Figure 1: Triple-color CD3/CD4/CD8 and lymphocyte immunophenotypic analysis

1 A: Detection of CD4+CD3- blood lymphocytes by triple-color flow cytometric analysis.
Flow cytometric analysis of circulating lymphocytes was performed three times over an 8-month period without any significant modification of the various parameters. Data from a representative experiment obtained on more than 10,000 viable cells. Blood cells of the patient were stained simultaneously with FITC-conjugated anti-CD3, PE-conjugated anti-CD4 and PECY5-conjugated anti-CD8. The gating window was set to include the lymphoid population on size and structure criteria and two color flow cytometric analysis on the same window showed that these cells were CD14-CD45+. Numbers indicate the proportion of cells in each quadrant. Staining with matching negative controls (irrelevant murine Ig) conjugated with respective dyes yielded a homogeneous population of cells clustering in the left lower quadrant (not shown).

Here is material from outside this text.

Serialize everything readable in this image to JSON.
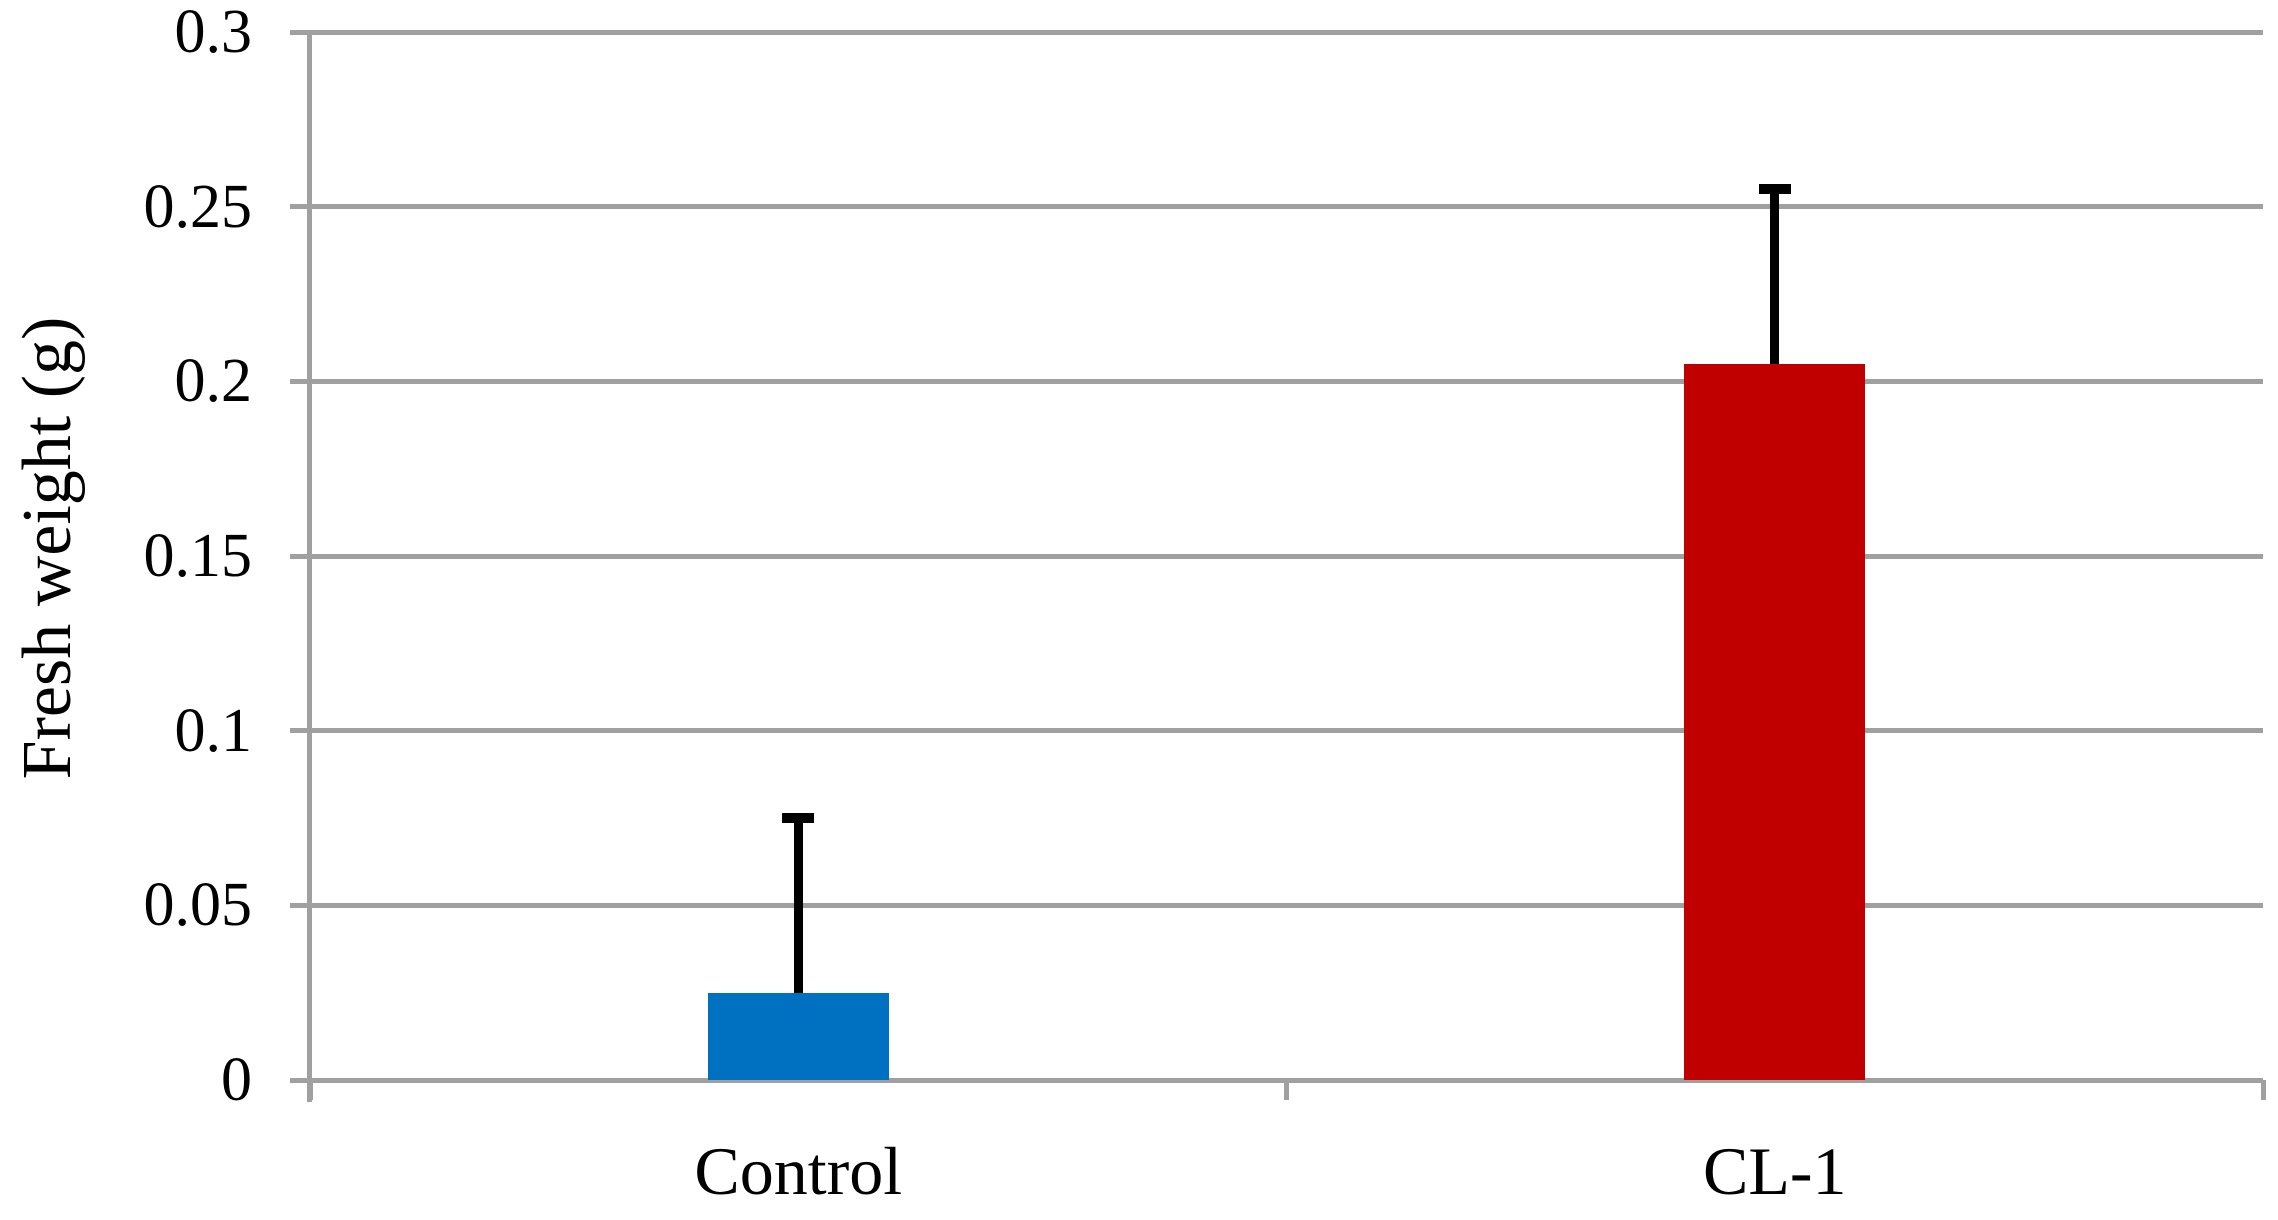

1 B: Lymphocyte immunophenotypic analysis
Phenotypic analysis of the blood lymphoid population of the patient was performed by flow cytometry and the percentages of positive lymphocytes for each marker are indicated. Normal values are indicated as reference. The gating window was set to include the lymphoid population on size and structure criteria and two-color flow cytometric analysis on the same window showed that these cells were CD14-CD45+.

Figure 2A: Flow cytometric titration of intracytoplasmic cytokines
IL-2, IFN g, IL-5, IL-4, IL-6, IL-10, IL-13 and TNFa were measured by flow cytometry after permeabilization of CD3-CD4+, CD3+CD4+ and CD3+CD8+ circulating lymphoid cells.

Figure 2B: T cell receptor rearrangement analysis
These data were generated using the VgIJ1J2 PCR for the gamma chain of the TCR and the fluorescent products were analyzed. The sample consisted of purified blood lymphocytes from the patient. Little peaks were size standards. There were two clonal TCR gamma specific peaks evident at 255 bp and 264 bp indicating the presence of a clonal T-cell population.

Figure 3: Karyotype analysis
Karyotype analysis showing the presence of isolated trisomy 7.

Table I: IL-5 and GM-CSF production by cultured PBMC.
IL-5 and GM-CSF were measured on culture supernatants within a 19-hour period of incubation of PMA (5 ng/mL) ionomycin (500 ng/mL) stimulated or unstimulated PBMC from the studied patient and a control subject.